L’invito è giunto da Francesca Faraon, Product Manager Environmental & Packaging in Mérieux NutriSciences Italia, ottima conoscitrice di questo metodo che ha suggerito di lavorare sulla separazione fra carta e plastica. D’altronde quest’ultima riveste un ruolo poco aggirabile nel rendere impermeabili o oleorepellenti gli imballaggi che contengono cibi fluidi o grassi, nel mostrare il contenuto, nel garantire l’“effetto barriera” all’aria e una data di scadenza più sicura.

Induzione a ripetere

Spiega dal canto suo Laura Badalucco, ordinaria in Design allo Iuav di Venezia ed esperta in packaging, che ha partecipato all’esperienza: «Tentare soluzioni con la spinta gentile, vale a dire il nudge, ci è sembrata una sfida preziosissima sotto il profilo formativo. Le riflessioni che sono emerse ci hanno portato a pensare che il gesto della separazione vada aiutato affinché generi anche soddisfazione e induzione a ripeterlo, che sia intuitivo e agile, senza necessariamente doverlo comunicare». Sta qui il punto più importante, secondo la professoressa, vale a dire l’idea che l’imballaggio, per come viene progettato, induca le persone a gestirlo in maniera virtuosa:

 

Laura Badalucco, ordinaria in Design dello Iuav di Venezia

«Quest’ultimo è un punto dolens visto che l’overdose di informazioni che affollano il packaging impone una dieta di parole».

 I progetti

Otto studentesse, suddivise in quattro coppie, hanno così lavorato su altrettante soluzioni che ci dicono quanto questa strada sia percorribile unendo creatività e sensibilità ambientale al servizio delle nuove esigenze del mondo industriale.

Vediamo le soluzioni che hanno immaginato.

 

 

  1. 1) Milena Brea e Anna Fusillo hanno lavorato su un astuccio finestrato contenente singoli cioccolatini e che all’interno ha una linguetta sulla finestra di plastica per facilitare la sua separazione.

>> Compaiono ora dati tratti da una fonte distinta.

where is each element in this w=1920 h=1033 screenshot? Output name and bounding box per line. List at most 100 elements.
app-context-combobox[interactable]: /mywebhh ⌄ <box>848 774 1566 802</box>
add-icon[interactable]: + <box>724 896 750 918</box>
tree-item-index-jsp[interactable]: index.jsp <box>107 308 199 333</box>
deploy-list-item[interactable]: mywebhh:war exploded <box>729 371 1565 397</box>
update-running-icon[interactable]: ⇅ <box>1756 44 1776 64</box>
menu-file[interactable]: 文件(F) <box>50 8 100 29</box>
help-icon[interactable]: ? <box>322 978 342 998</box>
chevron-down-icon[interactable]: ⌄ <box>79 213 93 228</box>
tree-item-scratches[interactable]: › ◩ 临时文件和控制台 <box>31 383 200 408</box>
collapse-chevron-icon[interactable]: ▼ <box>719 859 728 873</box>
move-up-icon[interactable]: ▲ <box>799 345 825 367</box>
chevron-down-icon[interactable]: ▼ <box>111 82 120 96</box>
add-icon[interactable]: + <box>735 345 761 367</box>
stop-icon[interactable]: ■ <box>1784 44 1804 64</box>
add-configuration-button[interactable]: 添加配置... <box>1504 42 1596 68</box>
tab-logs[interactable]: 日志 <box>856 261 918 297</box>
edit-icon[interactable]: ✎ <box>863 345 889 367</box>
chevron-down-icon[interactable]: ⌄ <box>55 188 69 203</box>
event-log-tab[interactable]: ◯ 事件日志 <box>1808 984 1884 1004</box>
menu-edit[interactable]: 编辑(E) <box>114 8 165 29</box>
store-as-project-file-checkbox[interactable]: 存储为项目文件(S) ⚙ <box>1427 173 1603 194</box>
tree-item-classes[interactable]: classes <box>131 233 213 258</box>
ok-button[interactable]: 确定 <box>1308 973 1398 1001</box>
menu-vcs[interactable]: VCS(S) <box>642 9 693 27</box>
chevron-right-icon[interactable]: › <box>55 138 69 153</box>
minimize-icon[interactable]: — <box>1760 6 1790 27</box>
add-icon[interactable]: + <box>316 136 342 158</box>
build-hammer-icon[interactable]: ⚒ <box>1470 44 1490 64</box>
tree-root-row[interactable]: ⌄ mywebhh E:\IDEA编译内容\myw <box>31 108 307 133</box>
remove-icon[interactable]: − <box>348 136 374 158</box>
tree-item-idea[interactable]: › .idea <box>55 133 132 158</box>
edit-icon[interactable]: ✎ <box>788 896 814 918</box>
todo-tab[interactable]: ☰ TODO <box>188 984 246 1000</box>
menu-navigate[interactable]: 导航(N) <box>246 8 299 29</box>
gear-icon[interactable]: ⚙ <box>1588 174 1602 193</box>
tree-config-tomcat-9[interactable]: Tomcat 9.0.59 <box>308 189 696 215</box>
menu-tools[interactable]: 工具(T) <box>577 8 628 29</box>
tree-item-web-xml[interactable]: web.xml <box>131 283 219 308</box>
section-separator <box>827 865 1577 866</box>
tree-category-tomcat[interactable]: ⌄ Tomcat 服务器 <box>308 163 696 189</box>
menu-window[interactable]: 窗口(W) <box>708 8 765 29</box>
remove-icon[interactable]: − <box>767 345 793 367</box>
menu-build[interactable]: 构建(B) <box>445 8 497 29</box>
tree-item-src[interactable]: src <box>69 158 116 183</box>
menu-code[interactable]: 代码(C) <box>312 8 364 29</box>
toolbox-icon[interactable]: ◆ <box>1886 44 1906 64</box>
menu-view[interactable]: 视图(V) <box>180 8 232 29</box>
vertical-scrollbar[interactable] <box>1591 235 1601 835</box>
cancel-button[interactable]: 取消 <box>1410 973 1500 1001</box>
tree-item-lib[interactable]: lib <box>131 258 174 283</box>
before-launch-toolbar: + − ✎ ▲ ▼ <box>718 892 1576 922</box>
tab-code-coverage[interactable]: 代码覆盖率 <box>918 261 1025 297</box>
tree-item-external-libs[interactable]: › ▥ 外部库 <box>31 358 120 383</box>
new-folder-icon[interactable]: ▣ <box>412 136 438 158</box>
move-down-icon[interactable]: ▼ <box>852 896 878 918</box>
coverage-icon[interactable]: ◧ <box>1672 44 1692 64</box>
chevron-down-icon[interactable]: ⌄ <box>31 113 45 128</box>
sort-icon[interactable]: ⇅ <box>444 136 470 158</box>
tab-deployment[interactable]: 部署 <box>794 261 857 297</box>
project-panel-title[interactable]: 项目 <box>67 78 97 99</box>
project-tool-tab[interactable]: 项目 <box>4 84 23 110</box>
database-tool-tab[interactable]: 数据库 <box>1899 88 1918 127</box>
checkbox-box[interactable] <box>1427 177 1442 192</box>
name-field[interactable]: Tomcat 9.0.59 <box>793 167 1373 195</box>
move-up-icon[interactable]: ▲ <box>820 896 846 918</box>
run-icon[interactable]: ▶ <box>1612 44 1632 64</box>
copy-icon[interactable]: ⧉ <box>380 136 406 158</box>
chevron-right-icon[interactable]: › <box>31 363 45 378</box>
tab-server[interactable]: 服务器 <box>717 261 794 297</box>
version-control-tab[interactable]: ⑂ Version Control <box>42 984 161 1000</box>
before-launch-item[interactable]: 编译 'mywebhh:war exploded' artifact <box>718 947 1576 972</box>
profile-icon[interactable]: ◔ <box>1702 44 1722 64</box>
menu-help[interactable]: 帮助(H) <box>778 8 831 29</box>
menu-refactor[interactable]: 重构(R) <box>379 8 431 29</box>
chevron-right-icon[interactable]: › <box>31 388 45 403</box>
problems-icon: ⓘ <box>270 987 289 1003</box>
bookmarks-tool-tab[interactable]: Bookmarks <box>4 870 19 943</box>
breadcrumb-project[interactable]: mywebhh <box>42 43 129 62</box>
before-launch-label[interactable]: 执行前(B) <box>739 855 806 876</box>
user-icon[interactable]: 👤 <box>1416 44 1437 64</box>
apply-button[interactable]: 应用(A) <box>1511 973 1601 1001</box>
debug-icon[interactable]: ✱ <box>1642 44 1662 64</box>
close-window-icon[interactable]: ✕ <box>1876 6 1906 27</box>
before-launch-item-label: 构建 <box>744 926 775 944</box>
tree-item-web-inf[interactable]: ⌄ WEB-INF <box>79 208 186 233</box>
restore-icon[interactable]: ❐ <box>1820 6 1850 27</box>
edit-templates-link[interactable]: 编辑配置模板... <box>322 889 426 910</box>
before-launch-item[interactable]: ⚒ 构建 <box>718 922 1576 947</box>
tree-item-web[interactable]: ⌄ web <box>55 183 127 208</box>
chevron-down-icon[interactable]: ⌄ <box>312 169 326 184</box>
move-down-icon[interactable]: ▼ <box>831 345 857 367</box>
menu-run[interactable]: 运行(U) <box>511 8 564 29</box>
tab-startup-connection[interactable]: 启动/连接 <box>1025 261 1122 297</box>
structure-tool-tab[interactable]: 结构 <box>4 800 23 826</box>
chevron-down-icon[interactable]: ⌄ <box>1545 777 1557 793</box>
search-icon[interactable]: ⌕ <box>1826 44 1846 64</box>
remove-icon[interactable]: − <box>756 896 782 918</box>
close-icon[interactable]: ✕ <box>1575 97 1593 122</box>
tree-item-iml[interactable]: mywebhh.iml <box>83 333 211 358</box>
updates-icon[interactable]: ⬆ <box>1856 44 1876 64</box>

Con la speranza che il consumatore guardi all’interno dell’astuccio prima di buttarlo, schiacciandolo con le mani, senza pensarci.
  2. 2) Andrea Grazia Taliento e Paola Dalla Rovere hanno immaginato una scatola con finestra tratteggiata sul proprio perimetro con un preforato che invita esplicitamente a separare senza parole aggiuntive. Il preforato è un’ottima soluzione in grado di agire sul nostro cervello senza uso di scrittura.
  3. 3) Chiara Ponso e Néla Mariani hanno pensato una soluzione molto giocosa che chiede al consumatore della confezione finestrata della pasta di separare i due materiali con un messaggio che si svela via via che il prodotto si consuma. Questo evita di inserire un messaggio sul fronte o sul retro del pack. In questo caso però la separazione deve avvenire con le mani e non con le forbici.
  4. 4) Infine Valentina Milan e Marta Pellizzari hanno immaginato un box di cioccolatini, confezionati uno per uno, che prevede un gesto semplice di separazione della finestra in plastica sulla faccia superiore (aiutato da un triangolo colorato) tale da rendere a quel punto quel box il medesimo contenitore/ciotola da cui pescare i singoli cioccolatini.

E così una volta separata la plastica, quel box diventa una ciotola che svolge un servizio.